Angka ini yang mencuri perhatian karena nilainya selalu naik dan untuk volume transaksi sebesar 40M, tentu kenaikannya signifikan sekali ya.

Pertanyaannya mulai muncul, apakah memang itu angka yang real ?

Beneran ada itu duitnya segitu?

Ternyata, angka yang muncul di layar belakang host itu yaitu angka GMV.

Apa itu GMV?

GMV itu Gross Merchant Value, atau bahasa Indonesianya kurang lebih Nilai Transaksi Kotor.

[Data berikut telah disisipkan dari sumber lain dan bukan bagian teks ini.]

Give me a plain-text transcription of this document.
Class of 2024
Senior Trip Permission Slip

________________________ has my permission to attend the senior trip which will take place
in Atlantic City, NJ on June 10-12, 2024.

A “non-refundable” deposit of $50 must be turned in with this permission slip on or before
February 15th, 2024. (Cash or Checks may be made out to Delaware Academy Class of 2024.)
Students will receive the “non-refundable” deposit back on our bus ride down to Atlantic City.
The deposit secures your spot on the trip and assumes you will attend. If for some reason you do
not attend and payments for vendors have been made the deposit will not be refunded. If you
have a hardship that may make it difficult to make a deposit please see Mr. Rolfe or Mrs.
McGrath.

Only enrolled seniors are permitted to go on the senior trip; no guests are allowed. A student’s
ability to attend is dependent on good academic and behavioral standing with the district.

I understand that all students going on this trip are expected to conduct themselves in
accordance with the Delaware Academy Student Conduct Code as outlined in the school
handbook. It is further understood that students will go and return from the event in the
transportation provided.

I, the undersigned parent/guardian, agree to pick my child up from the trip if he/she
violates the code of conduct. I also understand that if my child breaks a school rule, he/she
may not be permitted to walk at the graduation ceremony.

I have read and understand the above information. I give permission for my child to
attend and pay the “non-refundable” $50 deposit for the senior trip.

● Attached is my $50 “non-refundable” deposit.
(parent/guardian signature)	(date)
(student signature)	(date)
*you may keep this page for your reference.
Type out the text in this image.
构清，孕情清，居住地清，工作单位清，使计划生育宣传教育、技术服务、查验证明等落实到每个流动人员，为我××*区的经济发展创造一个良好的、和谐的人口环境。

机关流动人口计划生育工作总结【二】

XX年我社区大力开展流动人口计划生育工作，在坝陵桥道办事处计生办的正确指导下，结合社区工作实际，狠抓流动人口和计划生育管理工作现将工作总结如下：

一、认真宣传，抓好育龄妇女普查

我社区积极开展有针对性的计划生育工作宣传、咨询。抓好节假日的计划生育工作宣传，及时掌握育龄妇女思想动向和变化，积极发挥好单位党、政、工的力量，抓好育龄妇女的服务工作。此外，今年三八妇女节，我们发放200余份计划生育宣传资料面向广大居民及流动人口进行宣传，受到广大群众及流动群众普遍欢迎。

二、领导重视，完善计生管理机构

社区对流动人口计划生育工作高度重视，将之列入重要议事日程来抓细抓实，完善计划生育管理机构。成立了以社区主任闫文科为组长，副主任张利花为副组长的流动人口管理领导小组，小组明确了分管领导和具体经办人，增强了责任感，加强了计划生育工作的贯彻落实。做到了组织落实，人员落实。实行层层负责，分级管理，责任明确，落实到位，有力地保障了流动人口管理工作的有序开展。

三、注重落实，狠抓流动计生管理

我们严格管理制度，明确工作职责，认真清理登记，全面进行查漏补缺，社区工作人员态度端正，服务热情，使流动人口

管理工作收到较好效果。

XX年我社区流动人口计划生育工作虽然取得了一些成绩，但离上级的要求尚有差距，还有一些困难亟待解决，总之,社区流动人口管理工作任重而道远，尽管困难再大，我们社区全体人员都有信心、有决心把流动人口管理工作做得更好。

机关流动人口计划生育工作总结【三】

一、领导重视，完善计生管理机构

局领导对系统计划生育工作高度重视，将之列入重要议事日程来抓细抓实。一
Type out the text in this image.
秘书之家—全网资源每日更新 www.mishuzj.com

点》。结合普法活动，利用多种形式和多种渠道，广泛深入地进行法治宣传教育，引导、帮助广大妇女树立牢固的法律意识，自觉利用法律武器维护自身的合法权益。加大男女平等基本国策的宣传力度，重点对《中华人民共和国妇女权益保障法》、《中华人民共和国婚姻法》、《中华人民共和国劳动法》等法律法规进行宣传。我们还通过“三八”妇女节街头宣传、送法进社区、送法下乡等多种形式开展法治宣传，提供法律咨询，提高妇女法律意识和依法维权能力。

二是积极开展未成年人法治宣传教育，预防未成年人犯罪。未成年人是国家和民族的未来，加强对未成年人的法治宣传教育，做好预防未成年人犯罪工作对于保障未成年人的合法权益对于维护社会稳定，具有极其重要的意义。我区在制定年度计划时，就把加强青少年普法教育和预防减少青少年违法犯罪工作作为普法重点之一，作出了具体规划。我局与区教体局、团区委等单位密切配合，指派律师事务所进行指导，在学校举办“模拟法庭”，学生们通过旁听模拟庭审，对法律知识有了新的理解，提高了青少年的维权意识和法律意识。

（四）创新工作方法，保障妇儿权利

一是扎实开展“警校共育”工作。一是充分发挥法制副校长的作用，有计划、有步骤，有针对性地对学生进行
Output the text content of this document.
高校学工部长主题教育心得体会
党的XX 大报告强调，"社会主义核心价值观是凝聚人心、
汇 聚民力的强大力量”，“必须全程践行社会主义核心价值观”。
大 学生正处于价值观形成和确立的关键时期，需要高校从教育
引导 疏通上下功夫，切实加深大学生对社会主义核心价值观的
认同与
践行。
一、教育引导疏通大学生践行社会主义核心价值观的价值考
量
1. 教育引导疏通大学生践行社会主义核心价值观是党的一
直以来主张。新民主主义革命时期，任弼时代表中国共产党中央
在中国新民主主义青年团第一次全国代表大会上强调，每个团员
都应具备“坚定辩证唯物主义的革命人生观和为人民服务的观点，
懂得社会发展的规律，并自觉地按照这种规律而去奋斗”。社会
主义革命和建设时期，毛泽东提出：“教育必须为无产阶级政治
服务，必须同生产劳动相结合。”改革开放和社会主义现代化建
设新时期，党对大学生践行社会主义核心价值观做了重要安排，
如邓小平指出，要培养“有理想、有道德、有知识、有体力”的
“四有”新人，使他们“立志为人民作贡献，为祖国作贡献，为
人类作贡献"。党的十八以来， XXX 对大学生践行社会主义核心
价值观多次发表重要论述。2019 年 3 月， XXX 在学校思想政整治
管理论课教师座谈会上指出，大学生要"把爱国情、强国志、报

Ya berarti beneran apa enggak itu nilainya?

Begini ..

di eCommerce, ada beberapa istilah transaksi yang temen temen perlu tahu, contoh :

  • GMV : Gross Merchandise Value
  • Atau ada juga yang mengartikan sebagai Gross Merchandise Volume : parameter ini menggambarkan aktifitas transaksi yang ada di salah satu platform.
  • Nah, kalau saya coba ngobrol sama abang ChatGPT, GMV itu fokusnya adalah transaksinya, seberapa besar transaksinya tanpa mempertimbangkan pesanan tersebut sudah dibayar atau belum.
  • Parameter GMV ini pernah digeser oleh Bukalapak dengan TPV yang menurut mereka lebih representatif menggambarkan situasi bisnis mereka.
  • Karena kalau kita merujuk ke beberapa referensi, GMV ini masih ada peluang untuk pembatalan, atau malah seperti yang disampaikan oleh ChatGPT tadi, bahkan pembayaran belum diverifikasi-pun sudah dihitung sebagai GMV.
  • Ada juga yang namanya TPV : Total Processing Value
  • Kalau ini transaksi yang lunas, sampai selesai, sampai end user : jadi customer beli, udah bayar, diverifikasi oleh platform, dan barang diterima dengan baik, dan diselesaikan pesanannya.
  • Data ini yang cukup banyak dipakai oleh beberapa perusahaan eCommerce yang sudah melantai di BEI, karena memang menggambarkan kondisi bisnis yang sebenarnya.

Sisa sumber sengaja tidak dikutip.